A colleague of mine asked, “What are you doing on that panel?”
I said — “I sit on the board of a company that uses technology to marry and dissect labor, business, and financial intelligence. I am an advisor to two companies that use data to help HR practitioners get smarter about their companies. And I meet thousands of HR professionals every year who teach me about what big data and analytics mean in their worlds. I got this.”
My colleague said, “And you’ve got a great sense of humor.”
I said, “Really? My sense of humor?”
He said, “I used the word and.”
(HR technology dudes are the worst, am I right?)
What’s your go-to strategy when someone cuts you down and tries to make light of your expertise? In the example above, I’m totally defensive and touchy. Here are some alternate strategies.
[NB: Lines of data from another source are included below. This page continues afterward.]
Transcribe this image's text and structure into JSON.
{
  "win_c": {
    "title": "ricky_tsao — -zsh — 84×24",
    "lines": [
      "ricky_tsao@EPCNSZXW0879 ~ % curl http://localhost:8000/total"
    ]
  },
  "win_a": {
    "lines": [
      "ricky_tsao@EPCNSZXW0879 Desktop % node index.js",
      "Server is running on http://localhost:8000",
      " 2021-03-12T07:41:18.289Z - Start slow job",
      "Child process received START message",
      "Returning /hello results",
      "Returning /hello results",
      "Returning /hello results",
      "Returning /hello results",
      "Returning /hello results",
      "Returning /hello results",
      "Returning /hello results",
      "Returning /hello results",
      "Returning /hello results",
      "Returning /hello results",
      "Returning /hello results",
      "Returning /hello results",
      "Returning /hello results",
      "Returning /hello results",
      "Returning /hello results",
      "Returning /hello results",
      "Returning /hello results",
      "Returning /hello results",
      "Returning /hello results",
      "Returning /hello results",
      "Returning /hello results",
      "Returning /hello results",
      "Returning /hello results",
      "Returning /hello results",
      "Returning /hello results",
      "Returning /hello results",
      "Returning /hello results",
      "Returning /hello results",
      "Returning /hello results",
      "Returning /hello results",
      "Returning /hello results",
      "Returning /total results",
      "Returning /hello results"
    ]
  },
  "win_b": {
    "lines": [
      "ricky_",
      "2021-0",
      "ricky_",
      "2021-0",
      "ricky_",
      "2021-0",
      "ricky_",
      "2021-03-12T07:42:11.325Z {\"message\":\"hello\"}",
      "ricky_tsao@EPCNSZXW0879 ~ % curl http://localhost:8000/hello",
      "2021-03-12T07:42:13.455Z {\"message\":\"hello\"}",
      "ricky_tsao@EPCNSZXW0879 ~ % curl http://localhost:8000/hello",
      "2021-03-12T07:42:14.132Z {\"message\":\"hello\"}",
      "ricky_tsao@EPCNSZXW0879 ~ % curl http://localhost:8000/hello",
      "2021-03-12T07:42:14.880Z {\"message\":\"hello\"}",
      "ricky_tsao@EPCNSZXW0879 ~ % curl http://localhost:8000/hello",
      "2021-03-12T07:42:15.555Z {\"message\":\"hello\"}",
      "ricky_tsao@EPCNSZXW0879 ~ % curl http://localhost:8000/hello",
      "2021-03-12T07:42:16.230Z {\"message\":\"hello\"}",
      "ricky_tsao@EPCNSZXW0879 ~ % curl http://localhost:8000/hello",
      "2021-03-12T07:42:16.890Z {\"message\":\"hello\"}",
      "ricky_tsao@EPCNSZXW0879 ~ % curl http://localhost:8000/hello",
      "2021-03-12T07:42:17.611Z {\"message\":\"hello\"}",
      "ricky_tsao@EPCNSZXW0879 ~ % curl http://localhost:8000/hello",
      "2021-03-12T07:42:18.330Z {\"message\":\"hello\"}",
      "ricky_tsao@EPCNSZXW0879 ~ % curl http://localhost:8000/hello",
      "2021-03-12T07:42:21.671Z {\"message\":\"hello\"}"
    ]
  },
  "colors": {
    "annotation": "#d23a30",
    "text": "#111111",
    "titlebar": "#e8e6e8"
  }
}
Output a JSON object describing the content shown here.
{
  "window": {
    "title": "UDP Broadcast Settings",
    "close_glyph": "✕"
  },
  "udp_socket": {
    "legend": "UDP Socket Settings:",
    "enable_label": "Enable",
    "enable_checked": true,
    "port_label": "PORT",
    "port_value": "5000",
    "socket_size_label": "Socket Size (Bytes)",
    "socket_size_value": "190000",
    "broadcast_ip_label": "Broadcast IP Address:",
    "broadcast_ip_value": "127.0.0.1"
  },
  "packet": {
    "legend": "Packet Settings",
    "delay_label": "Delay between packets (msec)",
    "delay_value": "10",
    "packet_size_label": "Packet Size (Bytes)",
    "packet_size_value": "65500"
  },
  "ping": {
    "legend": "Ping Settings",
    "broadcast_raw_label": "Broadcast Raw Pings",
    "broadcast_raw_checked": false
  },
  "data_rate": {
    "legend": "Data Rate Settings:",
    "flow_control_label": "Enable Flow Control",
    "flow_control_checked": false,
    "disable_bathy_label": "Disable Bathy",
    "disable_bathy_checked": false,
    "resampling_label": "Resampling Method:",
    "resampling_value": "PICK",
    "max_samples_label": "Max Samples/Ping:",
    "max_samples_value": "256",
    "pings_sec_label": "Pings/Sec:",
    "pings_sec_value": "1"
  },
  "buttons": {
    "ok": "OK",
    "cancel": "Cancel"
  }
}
Sometimes it’s best to keep going. Don’t acknowledge the comment. It’s beach season, baby. Vacation time is here. Nobody got time for petty insults!
Address it directly.
When you hear a snide remark, call it out. I was at a workshop, a few weeks ago. One woman said something snippy about her colleague in the room. I stopped the discussion and asked, “I’m not tracking. Can you elaborate?” You should have seen this woman try to dig herself out of a passive-aggressive hole. She broke a sweat. It was the most exercise she’s had in weeks. I shouldn’t laugh, but I am laughing. You don’t act like a dick and get away with it on my watch.
Put it in context.
I believe that, 99% of the time, awkward comments are just failed attempts at humor. I know this because I make failed jokes all of the time. It is why I’m taking a stand-up writing class. And let me give you a pro-tip: even people who are naturally funny have to work at it.
When someone cuts you down once, it’s probably just a mistake. Forget about it. Forgive the slip of the tongue. Don’t obsess. Don’t ruminate. And don’t try to think of a snappy comeback for later. Just move on … that’s the healthiest thing to do.
Me? I forgave my colleague. And, honestly, he’s right. What the hell do I know about talent analytics? Sometimes, when someone cuts you down, it’s about choosing your attitude. And I’m choosing to have a good time in Orlando and learn from other great people!